Following is an excerpt:
Federal health officials are seeking to update provisions of the Stark Physician Self-Referral law and the federal Anti-Kickback Statute in an effort to encourage more physicians to enter into value-based care arrangements.
The long-awaited reforms would create permanent exemptions and safe harbors to protect doctors participating in legitimate value-based arrangements. If finalized, the proposals also would offer flexibility for innovation and improved care coordination, while easing the compliance burden for health care professionals and maintaining safeguards against actual fraud and abuse, according to the U.S. Department of Health & Human Services. …
The proposals include guidance on several requirements that must be met for physicians and health care providers to comply with the Stark Law. For example, compensation provided to a doctor by another health care provider generally must be at fair-market value. As part of the proposals, the HHS offers guidance on how to determine if compensation meets this requirement and provides clarity on a range of other technical compliance requirements.
If the rules are approved, more physicians may be encouraged to become part of value-based arrangements, according to Anjali N.C. Downs, a health law attorney based in Washington.

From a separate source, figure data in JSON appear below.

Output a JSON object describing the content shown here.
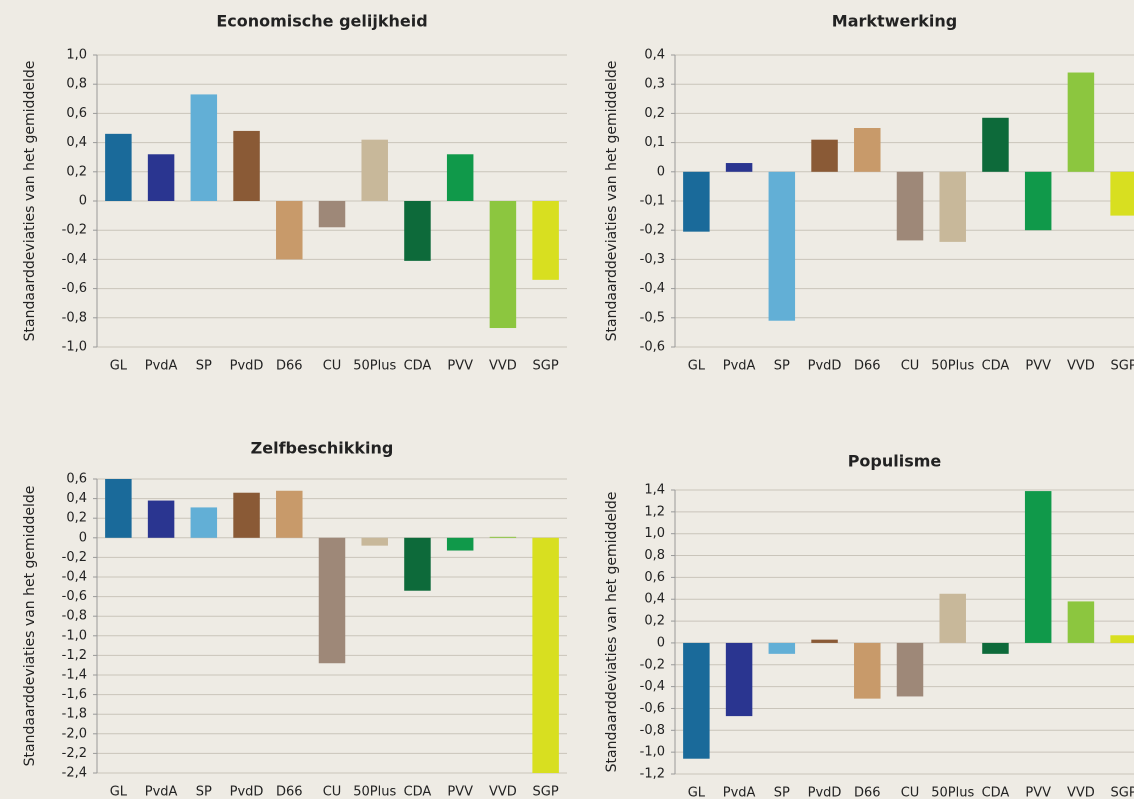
{
  "chart_data": [
    {
      "type": "bar",
      "title": "Economische gelijkheid",
      "y_label": "Standaarddeviaties van het gemiddelde",
      "categories": [
        "GL",
        "PvdA",
        "SP",
        "PvdD",
        "D66",
        "CU",
        "50Plus",
        "CDA",
        "PVV",
        "VVD",
        "SGP"
      ],
      "values": [
        0.46,
        0.32,
        0.73,
        0.48,
        -0.4,
        -0.18,
        0.42,
        -0.41,
        0.32,
        -0.87,
        -0.54
      ],
      "colors": [
        "#1a6a9a",
        "#2a3590",
        "#62afd6",
        "#8a5a36",
        "#c89a6a",
        "#9e8878",
        "#c8b89a",
        "#0d6a3a",
        "#10994a",
        "#8cc63f",
        "#d8df20"
      ],
      "ylim": [
        -1.0,
        1.0
      ],
      "grid": true,
      "yticks": [
        {
          "value": 1.0,
          "label": "1,0"
        },
        {
          "value": 0.8,
          "label": "0,8"
        },
        {
          "value": 0.6,
          "label": "0,6"
        },
        {
          "value": 0.4,
          "label": "0,4"
        },
        {
          "value": 0.2,
          "label": "0,2"
        },
        0,
        {
          "value": -0.2,
          "label": "-0,2"
        },
        {
          "value": -0.4,
          "label": "-0,4"
        },
        {
          "value": -0.6,
          "label": "-0,6"
        },
        {
          "value": -0.8,
          "label": "-0,8"
        },
        {
          "value": -1.0,
          "label": "-1,0"
        }
      ]
    },
    {
      "type": "bar",
      "title": "Marktwerking",
      "y_label": "Standaarddeviaties van het gemiddelde",
      "categories": [
        "GL",
        "PvdA",
        "SP",
        "PvdD",
        "D66",
        "CU",
        "50Plus",
        "CDA",
        "PVV",
        "VVD",
        "SGP"
      ],
      "values": [
        -0.205,
        0.03,
        -0.51,
        0.11,
        0.15,
        -0.235,
        -0.24,
        0.185,
        -0.2,
        0.34,
        -0.15
      ],
      "colors": [
        "#1a6a9a",
        "#2a3590",
        "#62afd6",
        "#8a5a36",
        "#c89a6a",
        "#9e8878",
        "#c8b89a",
        "#0d6a3a",
        "#10994a",
        "#8cc63f",
        "#d8df20"
      ],
      "ylim": [
        -0.6,
        0.4
      ],
      "grid": true,
      "yticks": [
        {
          "value": 0.4,
          "label": "0,4"
        },
        {
          "value": 0.3,
          "label": "0,3"
        },
        {
          "value": 0.2,
          "label": "0,2"
        },
        {
          "value": 0.1,
          "label": "0,1"
        },
        0,
        {
          "value": -0.1,
          "label": "-0,1"
        },
        {
          "value": -0.2,
          "label": "-0,2"
        },
        {
          "value": -0.3,
          "label": "-0,3"
        },
        {
          "value": -0.4,
          "label": "-0,4"
        },
        {
          "value": -0.5,
          "label": "-0,5"
        },
        {
          "value": -0.6,
          "label": "-0,6"
        }
      ]
    },
    {
      "type": "bar",
      "title": "Zelfbeschikking",
      "y_label": "Standaarddeviaties van het gemiddelde",
      "categories": [
        "GL",
        "PvdA",
        "SP",
        "PvdD",
        "D66",
        "CU",
        "50Plus",
        "CDA",
        "PVV",
        "VVD",
        "SGP"
      ],
      "values": [
        0.6,
        0.38,
        0.31,
        0.46,
        0.48,
        -1.28,
        -0.08,
        -0.54,
        -0.13,
        0.01,
        -2.4
      ],
      "colors": [
        "#1a6a9a",
        "#2a3590",
        "#62afd6",
        "#8a5a36",
        "#c89a6a",
        "#9e8878",
        "#c8b89a",
        "#0d6a3a",
        "#10994a",
        "#8cc63f",
        "#d8df20"
      ],
      "ylim": [
        -2.4,
        0.6
      ],
      "grid": true,
      "yticks": [
        {
          "value": 0.6,
          "label": "0,6"
        },
        {
          "value": 0.4,
          "label": "0,4"
        },
        {
          "value": 0.2,
          "label": "0,2"
        },
        0,
        {
          "value": -0.2,
          "label": "-0,2"
        },
        {
          "value": -0.4,
          "label": "-0,4"
        },
        {
          "value": -0.6,
          "label": "-0,6"
        },
        {
          "value": -0.8,
          "label": "-0,8"
        },
        {
          "value": -1.0,
          "label": "-1,0"
        },
        {
          "value": -1.2,
          "label": "-1,2"
        },
        {
          "value": -1.4,
          "label": "-1,4"
        },
        {
          "value": -1.6,
          "label": "-1,6"
        },
        {
          "value": -1.8,
          "label": "-1,8"
        },
        {
          "value": -2.0,
          "label": "-2,0"
        },
        {
          "value": -2.2,
          "label": "-2,2"
        },
        {
          "value": -2.4,
          "label": "-2,4"
        }
      ]
    },
    {
      "type": "bar",
      "title": "Populisme",
      "y_label": "Standaarddeviaties van het gemiddelde",
      "categories": [
        "GL",
        "PvdA",
        "SP",
        "PvdD",
        "D66",
        "CU",
        "50Plus",
        "CDA",
        "PVV",
        "VVD",
        "SGP"
      ],
      "values": [
        -1.06,
        -0.67,
        -0.1,
        0.03,
        -0.51,
        -0.49,
        0.45,
        -0.1,
        1.39,
        0.38,
        0.07
      ],
      "colors": [
        "#1a6a9a",
        "#2a3590",
        "#62afd6",
        "#8a5a36",
        "#c89a6a",
        "#9e8878",
        "#c8b89a",
        "#0d6a3a",
        "#10994a",
        "#8cc63f",
        "#d8df20"
      ],
      "ylim": [
        -1.2,
        1.4
      ],
      "grid": true,
      "yticks": [
        {
          "value": 1.4,
          "label": "1,4"
        },
        {
          "value": 1.2,
          "label": "1,2"
        },
        {
          "value": 1.0,
          "label": "1,0"
        },
        {
          "value": 0.8,
          "label": "0,8"
        },
        {
          "value": 0.6,
          "label": "0,6"
        },
        {
          "value": 0.4,
          "label": "0,4"
        },
        {
          "value": 0.2,
          "label": "0,2"
        },
        0,
        {
          "value": -0.2,
          "label": "-0,2"
        },
        {
          "value": -0.4,
          "label": "-0,4"
        },
        {
          "value": -0.6,
          "label": "-0,6"
        },
        {
          "value": -0.8,
          "label": "-0,8"
        },
        {
          "value": -1.0,
          "label": "-1,0"
        },
        {
          "value": -1.2,
          "label": "-1,2"
        }
      ]
    }
  ]
}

“As stakeholders have long known, physicians are key components to achieving value-based health care delivery and payment systems,” Ms. Downs said in an interview. “The proposed rules remove regulatory barriers that chill physician’s willingness and ability to participate in or even consider participating in integrated care delivery models, alternative payment models, and incentive based arrangements based on outcomes and reductions in cost.”